Commitment to a marriage, a friendship, even a familial relationship, takes no effort when things are going well.  When things go askew, commitment provides the freedom to work through the problem.  Knowing a disagreement or a fight won’t end everything makes it easier to discuss the issues at hand.  Sometimes it even makes it easier to just say that it really doesn’t matter in the end and let the fight go altogether.  When the commitment is worth it, neither party feels drained all the time.  There will be draining moments in any relationship, but relationships that are a constant drain generally have a one-sided commitment.  One-sided commitments rarely work for very long. This applies to commitments to other things in life as well.

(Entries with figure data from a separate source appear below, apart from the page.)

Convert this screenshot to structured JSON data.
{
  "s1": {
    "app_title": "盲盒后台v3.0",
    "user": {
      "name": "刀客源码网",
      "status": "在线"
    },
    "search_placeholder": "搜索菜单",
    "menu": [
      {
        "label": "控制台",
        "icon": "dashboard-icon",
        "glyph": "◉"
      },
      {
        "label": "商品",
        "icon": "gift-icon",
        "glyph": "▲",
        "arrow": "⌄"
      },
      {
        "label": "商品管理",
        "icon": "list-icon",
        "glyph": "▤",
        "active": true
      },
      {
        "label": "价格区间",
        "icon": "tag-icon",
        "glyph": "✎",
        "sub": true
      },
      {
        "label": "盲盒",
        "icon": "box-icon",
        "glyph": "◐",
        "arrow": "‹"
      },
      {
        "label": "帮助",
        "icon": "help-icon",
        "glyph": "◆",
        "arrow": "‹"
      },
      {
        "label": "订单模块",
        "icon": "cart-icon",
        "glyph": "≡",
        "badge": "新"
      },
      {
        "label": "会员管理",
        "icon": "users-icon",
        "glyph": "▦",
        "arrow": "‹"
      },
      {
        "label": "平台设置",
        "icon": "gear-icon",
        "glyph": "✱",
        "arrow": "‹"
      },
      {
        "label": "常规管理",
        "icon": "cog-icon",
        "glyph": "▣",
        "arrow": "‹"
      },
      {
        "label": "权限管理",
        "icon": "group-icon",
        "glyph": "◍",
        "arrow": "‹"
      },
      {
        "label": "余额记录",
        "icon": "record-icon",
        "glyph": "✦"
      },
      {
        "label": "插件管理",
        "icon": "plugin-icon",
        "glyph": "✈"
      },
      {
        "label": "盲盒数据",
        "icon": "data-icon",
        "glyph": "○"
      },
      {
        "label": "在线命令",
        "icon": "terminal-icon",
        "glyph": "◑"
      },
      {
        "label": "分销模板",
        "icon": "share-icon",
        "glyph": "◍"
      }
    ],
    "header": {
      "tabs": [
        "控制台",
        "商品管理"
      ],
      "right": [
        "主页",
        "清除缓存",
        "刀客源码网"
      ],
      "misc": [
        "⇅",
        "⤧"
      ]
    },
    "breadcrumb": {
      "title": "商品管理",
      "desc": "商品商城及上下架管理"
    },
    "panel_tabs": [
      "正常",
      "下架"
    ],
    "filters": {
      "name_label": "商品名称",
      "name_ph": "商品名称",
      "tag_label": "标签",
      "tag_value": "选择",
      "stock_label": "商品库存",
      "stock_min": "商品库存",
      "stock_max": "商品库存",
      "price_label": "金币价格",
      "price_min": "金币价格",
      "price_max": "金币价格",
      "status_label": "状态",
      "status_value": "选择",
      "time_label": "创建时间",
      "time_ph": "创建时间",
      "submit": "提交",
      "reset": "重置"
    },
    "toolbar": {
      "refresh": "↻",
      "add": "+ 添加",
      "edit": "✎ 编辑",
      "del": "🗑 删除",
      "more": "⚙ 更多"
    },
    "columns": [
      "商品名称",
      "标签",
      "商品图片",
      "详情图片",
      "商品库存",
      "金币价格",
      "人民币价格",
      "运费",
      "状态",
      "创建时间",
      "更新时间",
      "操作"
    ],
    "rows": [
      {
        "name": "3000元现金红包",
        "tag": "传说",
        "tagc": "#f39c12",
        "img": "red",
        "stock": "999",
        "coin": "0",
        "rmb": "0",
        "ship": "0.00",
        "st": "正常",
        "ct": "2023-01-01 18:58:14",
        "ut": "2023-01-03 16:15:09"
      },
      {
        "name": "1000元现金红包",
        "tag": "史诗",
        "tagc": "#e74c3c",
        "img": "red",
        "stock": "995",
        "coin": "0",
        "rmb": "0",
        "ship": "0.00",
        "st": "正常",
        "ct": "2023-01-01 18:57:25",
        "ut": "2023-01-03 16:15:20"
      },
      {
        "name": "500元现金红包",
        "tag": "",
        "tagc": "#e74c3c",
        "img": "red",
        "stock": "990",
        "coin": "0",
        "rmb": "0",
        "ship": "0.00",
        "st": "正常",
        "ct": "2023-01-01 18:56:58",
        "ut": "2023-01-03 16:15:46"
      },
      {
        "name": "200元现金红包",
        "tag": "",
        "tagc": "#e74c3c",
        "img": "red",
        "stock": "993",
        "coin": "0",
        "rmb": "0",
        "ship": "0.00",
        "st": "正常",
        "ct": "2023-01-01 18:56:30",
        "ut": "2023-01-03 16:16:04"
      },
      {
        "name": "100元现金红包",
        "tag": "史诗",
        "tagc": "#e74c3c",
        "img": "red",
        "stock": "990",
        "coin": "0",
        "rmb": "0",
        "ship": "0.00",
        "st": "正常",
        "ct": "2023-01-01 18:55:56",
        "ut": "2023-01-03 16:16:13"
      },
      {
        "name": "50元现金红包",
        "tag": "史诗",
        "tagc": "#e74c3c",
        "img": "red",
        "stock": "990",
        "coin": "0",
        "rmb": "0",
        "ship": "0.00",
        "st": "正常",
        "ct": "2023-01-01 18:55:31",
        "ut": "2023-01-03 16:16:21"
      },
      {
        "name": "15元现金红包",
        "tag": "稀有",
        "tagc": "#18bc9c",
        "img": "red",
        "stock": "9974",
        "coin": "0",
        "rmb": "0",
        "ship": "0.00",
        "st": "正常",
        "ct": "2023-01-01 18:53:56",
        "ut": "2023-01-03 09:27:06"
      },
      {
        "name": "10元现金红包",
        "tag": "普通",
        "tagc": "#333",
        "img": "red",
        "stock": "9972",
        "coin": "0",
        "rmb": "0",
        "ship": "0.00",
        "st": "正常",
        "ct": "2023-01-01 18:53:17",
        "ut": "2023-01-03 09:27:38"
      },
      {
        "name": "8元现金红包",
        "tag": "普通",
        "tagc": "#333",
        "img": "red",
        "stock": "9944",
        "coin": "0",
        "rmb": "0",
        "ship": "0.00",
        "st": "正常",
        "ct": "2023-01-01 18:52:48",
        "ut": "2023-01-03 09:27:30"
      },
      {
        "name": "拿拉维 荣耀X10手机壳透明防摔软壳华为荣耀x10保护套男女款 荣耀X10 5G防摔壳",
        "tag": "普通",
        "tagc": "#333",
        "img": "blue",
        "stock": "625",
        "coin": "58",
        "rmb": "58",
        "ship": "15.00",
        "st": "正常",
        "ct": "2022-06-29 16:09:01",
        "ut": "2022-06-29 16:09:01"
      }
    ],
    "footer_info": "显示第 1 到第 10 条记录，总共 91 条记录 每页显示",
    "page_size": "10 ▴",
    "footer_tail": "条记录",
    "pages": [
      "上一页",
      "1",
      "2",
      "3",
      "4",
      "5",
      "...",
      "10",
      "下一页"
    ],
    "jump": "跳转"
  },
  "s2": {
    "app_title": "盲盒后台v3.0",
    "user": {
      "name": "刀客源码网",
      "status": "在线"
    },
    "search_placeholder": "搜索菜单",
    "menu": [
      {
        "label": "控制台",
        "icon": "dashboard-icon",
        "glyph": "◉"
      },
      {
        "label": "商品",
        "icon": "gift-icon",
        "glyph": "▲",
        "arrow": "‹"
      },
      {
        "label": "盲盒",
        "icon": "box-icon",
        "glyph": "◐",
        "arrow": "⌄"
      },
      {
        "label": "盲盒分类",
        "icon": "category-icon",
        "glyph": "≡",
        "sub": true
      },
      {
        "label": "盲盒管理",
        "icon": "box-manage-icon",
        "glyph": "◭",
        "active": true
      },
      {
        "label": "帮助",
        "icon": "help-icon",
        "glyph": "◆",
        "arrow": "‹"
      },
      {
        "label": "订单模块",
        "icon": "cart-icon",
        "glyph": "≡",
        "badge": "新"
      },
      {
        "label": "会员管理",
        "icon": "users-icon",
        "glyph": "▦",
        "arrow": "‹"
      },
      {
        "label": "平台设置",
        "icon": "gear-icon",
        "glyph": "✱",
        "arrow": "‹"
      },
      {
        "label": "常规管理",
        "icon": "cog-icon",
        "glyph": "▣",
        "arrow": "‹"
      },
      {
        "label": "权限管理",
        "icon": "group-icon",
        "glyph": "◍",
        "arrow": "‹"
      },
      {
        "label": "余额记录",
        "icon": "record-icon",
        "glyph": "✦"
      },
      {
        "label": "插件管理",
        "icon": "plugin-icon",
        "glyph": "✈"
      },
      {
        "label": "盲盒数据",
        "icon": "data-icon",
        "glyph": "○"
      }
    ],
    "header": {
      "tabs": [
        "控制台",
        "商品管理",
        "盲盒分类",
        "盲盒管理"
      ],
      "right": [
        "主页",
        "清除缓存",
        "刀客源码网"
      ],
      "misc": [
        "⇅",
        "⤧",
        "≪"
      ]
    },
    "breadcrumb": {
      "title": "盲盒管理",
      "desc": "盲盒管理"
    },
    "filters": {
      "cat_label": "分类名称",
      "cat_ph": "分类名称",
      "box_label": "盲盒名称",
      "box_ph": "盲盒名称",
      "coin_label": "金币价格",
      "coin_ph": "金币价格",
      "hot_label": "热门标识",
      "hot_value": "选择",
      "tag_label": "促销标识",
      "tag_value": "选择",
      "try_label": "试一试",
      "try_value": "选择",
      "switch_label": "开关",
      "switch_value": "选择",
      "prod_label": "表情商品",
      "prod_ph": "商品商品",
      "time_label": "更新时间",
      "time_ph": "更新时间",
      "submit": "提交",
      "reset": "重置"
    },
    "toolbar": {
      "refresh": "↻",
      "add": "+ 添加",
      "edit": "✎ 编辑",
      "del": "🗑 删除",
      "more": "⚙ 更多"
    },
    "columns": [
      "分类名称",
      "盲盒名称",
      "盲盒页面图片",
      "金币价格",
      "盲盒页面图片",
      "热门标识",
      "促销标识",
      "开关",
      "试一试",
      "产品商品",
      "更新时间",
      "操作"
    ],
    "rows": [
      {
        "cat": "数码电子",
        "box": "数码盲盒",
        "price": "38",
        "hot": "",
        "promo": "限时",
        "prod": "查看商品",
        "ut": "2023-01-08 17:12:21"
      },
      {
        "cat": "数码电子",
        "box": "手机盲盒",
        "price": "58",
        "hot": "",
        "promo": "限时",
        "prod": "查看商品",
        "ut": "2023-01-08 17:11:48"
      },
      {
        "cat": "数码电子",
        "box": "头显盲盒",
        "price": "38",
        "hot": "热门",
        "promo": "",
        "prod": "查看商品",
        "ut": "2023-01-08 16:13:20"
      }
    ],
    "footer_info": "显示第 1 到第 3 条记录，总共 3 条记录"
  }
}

As a writer, I find that I must commit to any project I start.  If I’m not committed to it, the project will simply wither from neglect.  If I’m not careful, it may die.  Each project I encounter requires a different type of commitment, and often different levels of commitment.  I’ve discovered the more I care about a project, the more I will commit to it, the more excited I will be to work on it, and the better the end result will be.
When I commit too much time and effort to projects that drain me and give me little in return, I exhaust my mental, physical, and emotional resources.  I’ve learned to carefully choose the projects I’m to which I’m willing to commit my time and attention.  This way I work toward my overall career goals and don’t feel I compromise the essence of who I am.

When I talk about commitment, I mean more than agreeing to meet a requirement.  A commitment must come from the heart and soul in order to garner results.  Whenever I’ve agreed to do something that I wasn’t commited to, the results have never been satisifying to anyone involved.  If I feel myself saying “I have to do this.”, I know I’m in trouble.  My commitment level isn’t where it should be for the project.  I then must reassess to determine if I’m not committed to the project or if there’s interference that’s keeping me from giving it my best.
 
The importance of commitment to the success of any part life is monumental.  Without commitment, achieving any goal becomes impossible.  Commitment allows people to see beyond the hard work to the desired result and keep perservering even when every move seems to fail.


So, commit to your next project with your whole being, and you’ll see results that make you proud as well as fulfilled.